Hipsters wear jackets in the summer, before it's cool.
A man is in a mall and sees a clothes store. He sees a magnificent, brand new jacket in the shop window and decides he shall try it on and buy it. So he walks into the shop and asks an employee: "Excuse me sir." "How can I help you" the employee replies. "Could I by any chance try on that jacket in your shop window?" The employee looks at him and says "No you shall not you are to try it on in the changing rooms like everybody else!"
Marley stopped at the town barbershop for a haircut. After thirty-five minutes of snipping and cutting, the barber held a mirror behind Marley's head. "How you like it?" asked the barber. "Real fine," said the redneck. "But how 'bout making it a little longer in the back?"
Kim Kardashian use to be 8 feet tall until Chuck Norris uppercut both her feet and that is why her ass is so big.
One good thing about graduation is that you get to wear a funny hat that makes your brain look larger than it actually is.
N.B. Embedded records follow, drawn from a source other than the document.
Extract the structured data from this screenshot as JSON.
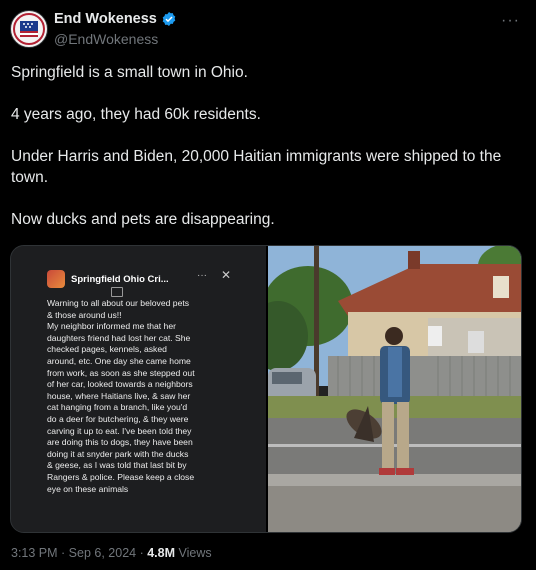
{
  "author": {
    "display_name": "End Wokeness",
    "handle": "@EndWokeness",
    "avatar_icon": "patriot-emblem-icon",
    "verified": true
  },
  "tweet": {
    "paragraphs": [
      "Springfield is a small town in Ohio.",
      "4 years ago, they had 60k residents.",
      "Under Harris and Biden, 20,000 Haitian immigrants were shipped to the town.",
      "Now ducks and pets are disappearing."
    ]
  },
  "media": {
    "screenshot_post": {
      "group_name": "Springfield Ohio Cri...",
      "menu_label": "···",
      "close_label": "✕",
      "lines": [
        "Warning to all about our beloved pets",
        "& those around us!!",
        "My neighbor informed me that her",
        "daughters friend had lost her cat. She",
        "checked pages, kennels, asked",
        "around, etc. One day she came home",
        "from work, as soon as she stepped out",
        "of her car, looked towards a neighbors",
        "house, where Haitians live, & saw her",
        "cat hanging from a branch, like you'd",
        "do a deer for butchering, & they were",
        "carving it up to eat. I've been told they",
        "are doing this to dogs, they have been",
        "doing it at snyder park with the ducks",
        "& geese, as I was told that last bit by",
        "Rangers & police. Please keep a close",
        "eye on these animals"
      ]
    }
  },
  "footer": {
    "time": "3:13 PM",
    "sep1": " · ",
    "date": "Sep 6, 2024",
    "sep2": " · ",
    "views_count": "4.8M",
    "views_label": " Views"
  },
  "colors": {
    "background": "#000000",
    "text": "#e7e9ea",
    "secondary_text": "#71767b",
    "verified_blue": "#1d9bf0"
  }
}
Q: What do you call a blonde in a leather jacket? A: Married.
A really bad impressionist walks into a bar. The bartender says, "Why the wrong face?"
A farmer had 3 beautiful daughters who were getting ready to go out on dates. The first beau came to the door and said, "I'm Eddie, I'm here to pick up Betty. We're going for spaghetti, is she ready?" No. The second beau came to the door and said, "I'm Joe, I'm here to pick up Flo to take her to the show. Is she ready to go?" No. The third beau came to the door and said to the farmer. "Hello, my name is Chuck." The farmer shot Chuck.
Woman: When you're finished with me, will my husband think I'm beautiful? Beautician: Maybe. Does he still drink a lot?
The one thing I've learned from the World Cup is that Europe still hasn't mastered the haircut.